Projects

Core research programs in leading edge methodology for streamlined organic synthesis of complex molecules are being developed in the following areas: 

• Development of novel heterogeneous reagents and catalysts: A variety of polymer-based reagents and "scavenger" resins have been devised to facilitate parallel solution-phase synthesis.   In addition to developing novel, second-generation bound reagents and scavengers, new heterogeneous reagents utilizing other medias (e.g. silica, silicates, and other biomineral supports) will be developed and investigated for use in multistep synthesis, either using batch or column (flow) formats.  Approaches utilizing “mixed-beds” of heterogenized reagents and catalysts in multistep syntheses will be emphasized, along with one-pot multistep reaction sequences. 

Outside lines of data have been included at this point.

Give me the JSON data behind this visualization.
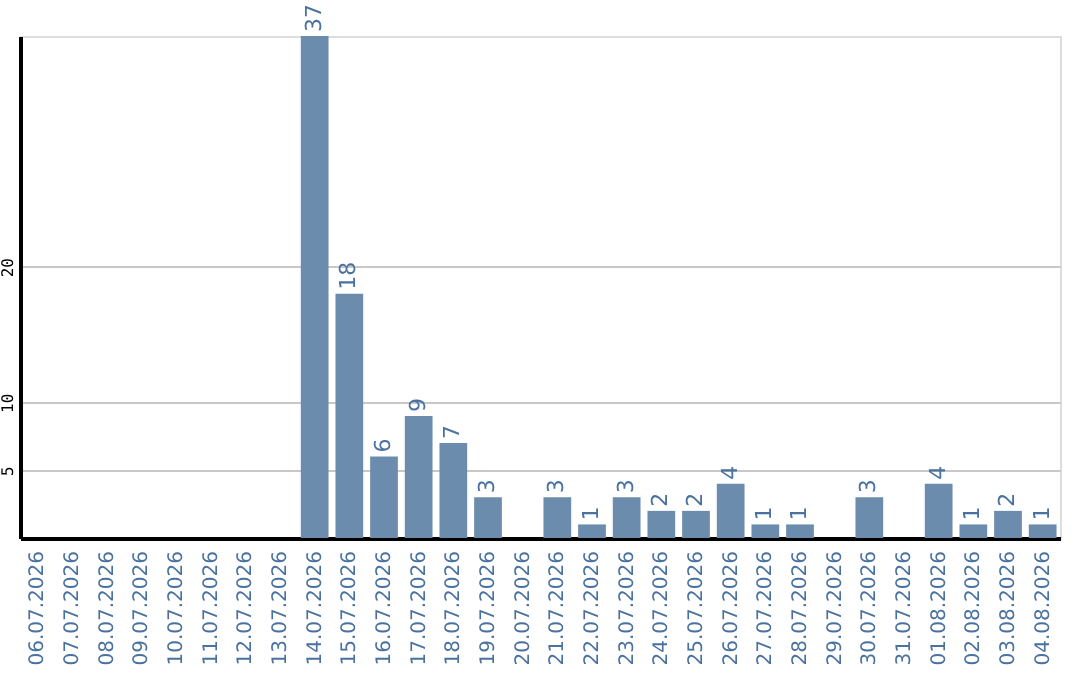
{
  "chart_data": {
    "type": "bar",
    "categories": [
      "06.07.2026",
      "07.07.2026",
      "08.07.2026",
      "09.07.2026",
      "10.07.2026",
      "11.07.2026",
      "12.07.2026",
      "13.07.2026",
      "14.07.2026",
      "15.07.2026",
      "16.07.2026",
      "17.07.2026",
      "18.07.2026",
      "19.07.2026",
      "20.07.2026",
      "21.07.2026",
      "22.07.2026",
      "23.07.2026",
      "24.07.2026",
      "25.07.2026",
      "26.07.2026",
      "27.07.2026",
      "28.07.2026",
      "29.07.2026",
      "30.07.2026",
      "31.07.2026",
      "01.08.2026",
      "02.08.2026",
      "03.08.2026",
      "04.08.2026"
    ],
    "values": [
      null,
      null,
      null,
      null,
      null,
      null,
      null,
      null,
      37,
      18,
      6,
      9,
      7,
      3,
      null,
      3,
      1,
      3,
      2,
      2,
      4,
      1,
      1,
      null,
      3,
      null,
      4,
      1,
      2,
      1
    ],
    "color": "#6b8cac",
    "ylim": [
      0,
      37
    ],
    "yticks": [
      5,
      10,
      20
    ],
    "grid": "y",
    "data_labels": true
  }
}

• Development of Novel Affinity-Tagged Reagents:   In many cases, it is desirable to develop reagents or reactants which may be selectively removed from reaction mixtures by simple filtration using highly chemoselective affinity media.  Several projects are being initiated to develop such strategies where compounds are "tagged" with orthogonal affinity handles, allowing facile sequestration from reaction mixtures by simple filtration.  Such reagents allow one to carry out reactions using soluble, small molecule reagents, and rapidly purify intermediates and products. 

• New methods for Streamlined Asymmetric Synthesis:  A major methodology gap exists currently in the development of parallel, single-isomer chiral synthesis methods.  A core project of the CSS will be to develop chiral synthesis transformations utilizing solid supports in the synthesis single isomer compounds.  A significant emphasis will be placed on the development of strategies wherein the initial resin loading step is a highly enantioselective transformation.  In addition, the development of catalysts and reagents for the rapid, parallel synthesis of enantio-enriched compounds in solution phase will be investigated. 

• Convergent Combinatorial Synthesis of Complex Molecules:   The majority of  parallel synthesis strategies that are being performed currently utilize linear synthesis sequences.  Historically, convergent routes have been utilized in natural products synthesis to prepare complex molecules due to yield advantages and ready modification of problematic fragments.  A major impetus for the development of novel streamlined synthesis approaches and reagents will be their application in the convergent synthesis of complex natural-product like molecules. We will develop highly convergent fragment coupling reactions to permit parallel synthesis of complex molecules such as polyketides and related structures.  Fundamental issues such as the development of efficient protecting group strategies will also be addressed. 

• Streamlined Approaches to Heterocyclic Chemistry:  New and fundamental transition metal-mediated approaches to the synthesis of heterocycles are being developed which will form the basis for a number of CSS projects.  Many of these approaches rely on coupling reactions involving multiple polymer systems.